From the author’s heart murmur we get the history of the EKG machine, the process involved in listening to a heart, and then there’s that which seems innocuous, but is not: Pluto, a preoccupation with missing children headlines, door collecting, and a jellyfish at the aquarium are all implements.
“These miniature worlds formed early in the history of our solar system. They offer some of the best evidence of the origins of our solar system. Or of us. Imagine our histories folding in, folding out. This is language.”

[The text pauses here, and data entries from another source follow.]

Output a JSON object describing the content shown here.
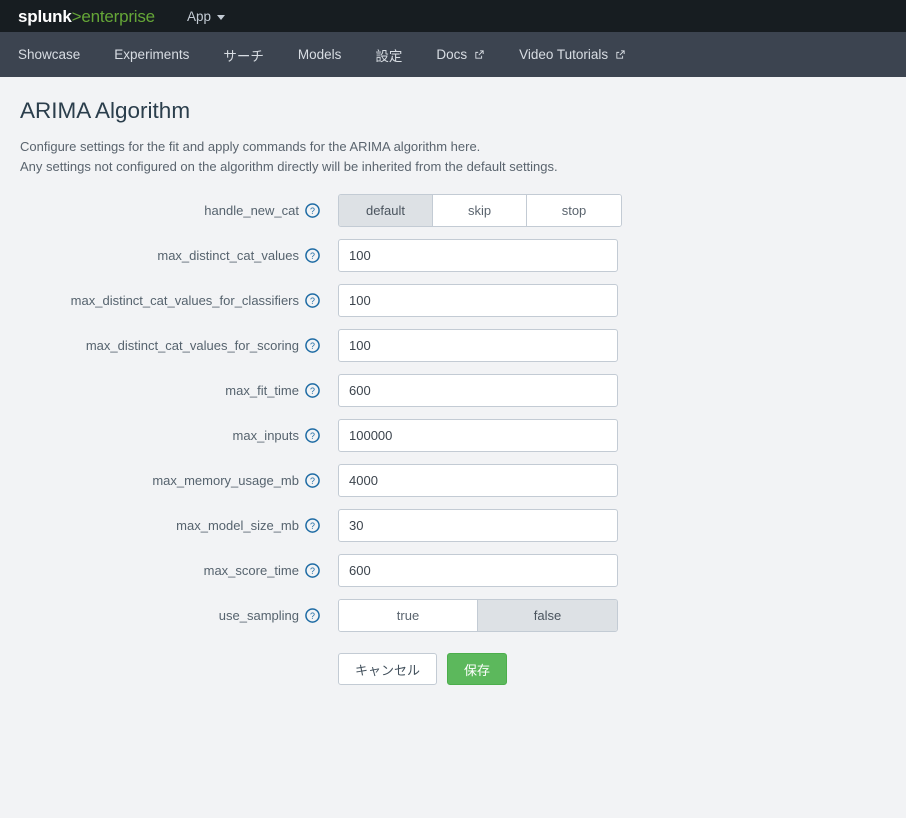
{
  "topbar": {
    "logo_main": "splunk",
    "logo_sep": ">",
    "logo_sub": "enterprise",
    "app_menu_label": "App",
    "background": "#171d21",
    "accent_green": "#65a637"
  },
  "nav": {
    "background": "#3c4450",
    "items": [
      {
        "label": "Showcase",
        "external": false
      },
      {
        "label": "Experiments",
        "external": false
      },
      {
        "label": "サーチ",
        "external": false
      },
      {
        "label": "Models",
        "external": false
      },
      {
        "label": "設定",
        "external": false
      },
      {
        "label": "Docs",
        "external": true
      },
      {
        "label": "Video Tutorials",
        "external": true
      }
    ]
  },
  "page": {
    "title": "ARIMA Algorithm",
    "description_line1": "Configure settings for the fit and apply commands for the ARIMA algorithm here.",
    "description_line2": "Any settings not configured on the algorithm directly will be inherited from the default settings."
  },
  "form": {
    "fields": [
      {
        "name": "handle_new_cat",
        "label": "handle_new_cat",
        "type": "buttongroup",
        "options": [
          "default",
          "skip",
          "stop"
        ],
        "selected": "default",
        "help": "help-icon"
      },
      {
        "name": "max_distinct_cat_values",
        "label": "max_distinct_cat_values",
        "type": "text",
        "value": "100",
        "help": "help-icon"
      },
      {
        "name": "max_distinct_cat_values_for_classifiers",
        "label": "max_distinct_cat_values_for_classifiers",
        "type": "text",
        "value": "100",
        "help": "help-icon"
      },
      {
        "name": "max_distinct_cat_values_for_scoring",
        "label": "max_distinct_cat_values_for_scoring",
        "type": "text",
        "value": "100",
        "help": "help-icon"
      },
      {
        "name": "max_fit_time",
        "label": "max_fit_time",
        "type": "text",
        "value": "600",
        "help": "help-icon"
      },
      {
        "name": "max_inputs",
        "label": "max_inputs",
        "type": "text",
        "value": "100000",
        "help": "help-icon"
      },
      {
        "name": "max_memory_usage_mb",
        "label": "max_memory_usage_mb",
        "type": "text",
        "value": "4000",
        "help": "help-icon"
      },
      {
        "name": "max_model_size_mb",
        "label": "max_model_size_mb",
        "type": "text",
        "value": "30",
        "help": "help-icon"
      },
      {
        "name": "max_score_time",
        "label": "max_score_time",
        "type": "text",
        "value": "600",
        "help": "help-icon"
      },
      {
        "name": "use_sampling",
        "label": "use_sampling",
        "type": "buttongroup",
        "options": [
          "true",
          "false"
        ],
        "selected": "false",
        "help": "help-icon"
      }
    ]
  },
  "actions": {
    "cancel_label": "キャンセル",
    "save_label": "保存",
    "save_color": "#5cb85c"
  },
  "colors": {
    "body_background": "#f2f3f5",
    "input_border": "#c3cbd4",
    "selected_segment": "#dde1e5",
    "help_icon_blue": "#1e6ba4",
    "title_text": "#2b3e4c",
    "label_text": "#56636e"
  }
}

There are the photo-perfect memories that can be told like a story and there is the invisible, internal piece of memory, the meaning, made more visible by applying the metaphor, the mask, some healthy obfuscation. Piecing together a gestalt of one’s entire, detailed experience is all too human. These ten notes are not necessarily geared toward a cohesive biography of any type, yet we learn an impressive amount about the author’s life. Liz shows us how the experience of the loss of her sister was as unexpected for her as motherhood, contriving a method to use the sharp points of her strongest joy and grief to create this package of personal litany. These collection of notes are of living with the dead, creating the living, of a well-played, tasteful sentimentality all laid open in a little box; the book itself is small and thick, a dark blue box that opens comfortably in one hand.
There is much more grief than motherhood, and more unexpected scientific fact above all. Scheid, with her firm, detailed grip on the facts of reality, placing them alongside the sparser facts of internal occurrence, and she doesn’t stop to ponder the how or why, just what is; no silver thread is present binding a linear story line. A lot is almost understated, but we as readers are never lost because our author does not flail or panic. In the end, the somewhat conclusive, permeating feeling found in The Shape of Blue is the author’s understanding and acceptance expressed throughout the book: “There is no completion in grief, no matter how many doors I slip through, what’s on the other side is always the same.”
Excuse me if that spoils the book, or life, for you.
Darby Laine is a poet living in Burlington, Vermont.